I definitely came to your channel for your pixel art content, but I am 100 percent on board for more of these unity videos!
It's pretty amazing how quickly you turned this around for how high-quality of a video this is! Thank you so much - looking forward to the rest of the series. :)
You have a gift for teaching. It comes so easy to listen and follow.
TIL that Adam is not a 'never nester.' As a more intermediate dev I really enjoyed this. I like the way you handle drag and friction through code rather than solely with the inhouse physics engine. It was refreshing to have more of a deep dive into base movement, rather than trying to fit as many 'features' into the video like double jumps and coyote time.
I feel like the nesting helps me appreciate that there's a condition there. Indentation exists for a reason, and I don't see the harm in one extra tab.
Though sometimes I make an exception if the function is particularly complex with many steps and lots of return cases. The early return can be considered step one.
YEEEEEEEAH I'VE BEEN WAITING THIS KIND OF TUTORIALS FROM YOU! THANKS!

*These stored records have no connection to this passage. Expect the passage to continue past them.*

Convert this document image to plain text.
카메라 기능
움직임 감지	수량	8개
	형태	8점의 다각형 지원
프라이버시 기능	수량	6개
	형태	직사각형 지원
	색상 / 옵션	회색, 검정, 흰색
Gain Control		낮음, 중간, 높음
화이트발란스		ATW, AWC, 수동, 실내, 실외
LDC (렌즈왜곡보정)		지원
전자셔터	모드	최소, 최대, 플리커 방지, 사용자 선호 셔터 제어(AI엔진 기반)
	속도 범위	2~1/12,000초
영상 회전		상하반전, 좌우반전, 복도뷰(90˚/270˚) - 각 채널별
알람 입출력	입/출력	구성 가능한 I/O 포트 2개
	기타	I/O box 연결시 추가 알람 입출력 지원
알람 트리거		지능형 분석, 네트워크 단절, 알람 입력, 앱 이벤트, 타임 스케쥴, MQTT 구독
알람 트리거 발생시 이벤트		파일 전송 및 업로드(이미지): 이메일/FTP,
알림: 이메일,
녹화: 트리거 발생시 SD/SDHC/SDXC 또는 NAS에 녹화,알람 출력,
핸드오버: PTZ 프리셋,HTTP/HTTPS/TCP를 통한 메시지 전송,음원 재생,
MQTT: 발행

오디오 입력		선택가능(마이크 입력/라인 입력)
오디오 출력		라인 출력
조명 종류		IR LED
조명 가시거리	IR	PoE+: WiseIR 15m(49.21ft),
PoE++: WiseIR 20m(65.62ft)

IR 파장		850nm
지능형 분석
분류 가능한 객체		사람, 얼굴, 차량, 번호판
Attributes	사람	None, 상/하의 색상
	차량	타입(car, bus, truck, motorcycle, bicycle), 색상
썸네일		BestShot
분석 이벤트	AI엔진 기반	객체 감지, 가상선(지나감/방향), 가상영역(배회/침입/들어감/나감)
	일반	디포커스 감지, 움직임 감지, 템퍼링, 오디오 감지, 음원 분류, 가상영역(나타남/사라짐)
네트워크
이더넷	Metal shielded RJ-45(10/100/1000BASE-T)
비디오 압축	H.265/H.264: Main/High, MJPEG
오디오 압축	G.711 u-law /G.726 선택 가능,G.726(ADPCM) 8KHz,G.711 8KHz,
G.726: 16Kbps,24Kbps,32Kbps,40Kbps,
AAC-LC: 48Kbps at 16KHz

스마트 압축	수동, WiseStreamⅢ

Finally managed to catch one of your livestreams this morning and now seeing this video, perfect timing because I wanted to start unity today! All of your stuff is incredibly inspiring, and I've been wanting to dive into things myself. And while I have experience in front-end coding, most tutorials I've encountered skip the stuff that makes you actually *understand* it. Thank you Adam!
Great video! I love your dev journals, but I really truly enjoy your instructional videos for Unity and/or pixel art. Thanks!
I was looking forward this one. Thank you so much Adam. We really appreciate you bro !
I literally was searching for this and I saw your upload. Bless you
This was soo helpful, please continue this series!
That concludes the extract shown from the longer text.